MicroRNAs (miRNAs), with a length of 20–30 nt, are endogenous, non-coding small RNAs (Bartel, 2009; Dang, Yang, Xue, & Liu, 2011). In plants and animals, miRNAs have been studied extensively and some of them express in a stage-specific or tissue-specific manner and are regarded as conserved regulators of gene expression (Bartel, 2004; Wienholds & Plasterk, 2005; Shamimuzzaman & Vodkin, 2012). MiRNAs are involved in various biological processes, such as cell proliferation and differentiation, apoptosis, stress response, tissue morphogenesis and developmental processes (Bartel, 2004; Wienholds & Plasterk, 2005; Zhang, Pan, Cobb, & Anderson, 2006; Chen, Schaffert, Fragoso, & Loh, 2013). In addition, the regulatory mechanisms of miRNAs have been explored. miRNAs are non-coding and cannot perform their physiological functions independently, but their precursors can pair with target mRNAs completely or imprecisely and form a stem-loop RNA. Subsequently, like in RNA interference, the double-stranded RNAs are processed by dicer-like enzymes, and finally the specific mRNAs are degraded or the translation process is inhibited (Carrington & Ambros, 2003;Tay, Zhang, Thomson, Lim, & Rigoutsos, 2008; Bartel, 2009; Hyun et al., 2009). Therefore, miRNAs perform their functions through the negative regulation of target mRNAs.
Compared with plant and animal miRNAs, research on fungal miRNAs has been relatively low, and the production mechanisms have some differences in that not only polymerase II, but also polymerase III enzymes are responsible for fungal miRNA transcription and at least four different pathways have been uncovered for miRNA production (Lee et al., 2010; Yang et al., 2013).
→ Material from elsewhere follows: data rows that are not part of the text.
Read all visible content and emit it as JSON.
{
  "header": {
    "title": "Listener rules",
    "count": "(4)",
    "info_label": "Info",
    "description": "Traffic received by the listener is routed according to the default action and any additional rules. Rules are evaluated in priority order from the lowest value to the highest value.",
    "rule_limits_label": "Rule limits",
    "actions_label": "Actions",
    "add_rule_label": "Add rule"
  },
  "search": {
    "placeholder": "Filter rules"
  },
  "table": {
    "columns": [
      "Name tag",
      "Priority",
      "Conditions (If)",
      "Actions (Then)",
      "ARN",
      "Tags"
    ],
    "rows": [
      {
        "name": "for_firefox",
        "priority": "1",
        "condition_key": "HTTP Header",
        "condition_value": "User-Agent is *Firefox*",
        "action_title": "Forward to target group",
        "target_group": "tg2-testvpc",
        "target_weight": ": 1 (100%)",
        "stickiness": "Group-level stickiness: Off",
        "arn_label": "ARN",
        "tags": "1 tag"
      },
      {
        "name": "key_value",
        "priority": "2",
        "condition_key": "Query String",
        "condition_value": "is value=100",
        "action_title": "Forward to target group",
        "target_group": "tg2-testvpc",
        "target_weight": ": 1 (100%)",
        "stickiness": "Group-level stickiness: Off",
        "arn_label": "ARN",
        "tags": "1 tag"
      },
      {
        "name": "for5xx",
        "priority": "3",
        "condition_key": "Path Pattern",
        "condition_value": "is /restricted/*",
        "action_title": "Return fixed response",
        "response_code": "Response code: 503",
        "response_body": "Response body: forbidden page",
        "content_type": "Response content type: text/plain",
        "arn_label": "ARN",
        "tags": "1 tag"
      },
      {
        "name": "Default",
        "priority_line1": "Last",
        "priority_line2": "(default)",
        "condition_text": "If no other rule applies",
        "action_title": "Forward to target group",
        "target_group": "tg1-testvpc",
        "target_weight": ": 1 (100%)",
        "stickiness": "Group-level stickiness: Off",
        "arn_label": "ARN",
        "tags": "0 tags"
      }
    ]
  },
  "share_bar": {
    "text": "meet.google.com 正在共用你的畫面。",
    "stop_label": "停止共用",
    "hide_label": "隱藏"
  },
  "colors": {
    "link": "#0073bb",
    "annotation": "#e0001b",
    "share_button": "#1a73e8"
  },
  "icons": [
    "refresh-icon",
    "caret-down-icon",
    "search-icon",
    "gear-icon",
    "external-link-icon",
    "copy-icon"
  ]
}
Recently, however, more and more fungal miRNAs have been reported, such as miRNAs from Cryptococcus neoformans (Jiang, Yang, Janbon, Pan, & Zhu, 2012), Sclerotinia sclerotiorum (Zhou et al., 2012a), Metarhizium anisopliae (Zhou, Wang, Zhang, Meng, & Huang, 2012b), Trichoderma reesei (Kang et al., 2013), Penicillium marneffei (Lau et al., 2013), Fusarium oxysporum (Chen et al., 2014), Antrodia cinnamomea (Lin et al., 2015) and Penicillium chrysogenum (Dahlmann & Kück, 2015), which has shed light on the evolutionary origins, production mechanisms and biological function of fungal miRNAs. In T. reesei, small RNAs libraries from cellulose induction and non-induction conditions were compared, which implied that miRNAs might play a role in growth and cellulose production (Kang et al., 2013). In Penicillium marneffei, the differential expression of miRNAs in the mycelial and yeast phases was explored, which showed the possible role of post-transcriptional control in governing thermal dimorphism (Lau et al., 2013). In S. sclerotiorum, miRNA sequencing revealed some miRNAs related to sclerotial development, and in Coprinopsis cinerea, miRNAs identified in the vegetative mycelium and primordium showed potential roles in regulating fruiting body development (Zhou et al., 2012a; Lau et al., 2018). However, the physiological functions of these miRNAs were suggested based on bioinformatics analysis and their exact functions need to be explored through further experiments (Chen et al., 2013; Lin et al., 2015).
Pleurotus ostreatus is an important edible and medicinal mushroom, and is a useful model for researching the mechanism of fruiting body development in mushrooms (Sánchez, 2010; Fang et al., 2014; Gąsecka, Mleczek, Siwulski, & Niedzielski, 2016). In our previous work, miRNA-Seq and RNA-Seq were performed in four different developmental stages of P. ostreatus including the mycelium (Myc), primordium (Pri), young fruiting body (Yfb), and mature fruiting body (Mfb) (Xu et al., 2019). After screening the differentially expressed miRNAs, one miRNA (named Po-MilR-1) was found to be barely expressed in Myc, but its expression increased dramatically in Pri with a |log2 Pri/Myc| value of 16.04, and showed an increasing trend in the fruiting body, with the RPKM value of 2867.2 in Yfb and 10210.0 in Mfb, which suggested that it may play a potential role in fruiting body development. To learn more about the physiological function of Po-MilR-1 in P.ostreatus development, overexpression strains were constructed and the relationship between Po-MilR-1 and its potential target gene related to fruiting body development was explored in this paper.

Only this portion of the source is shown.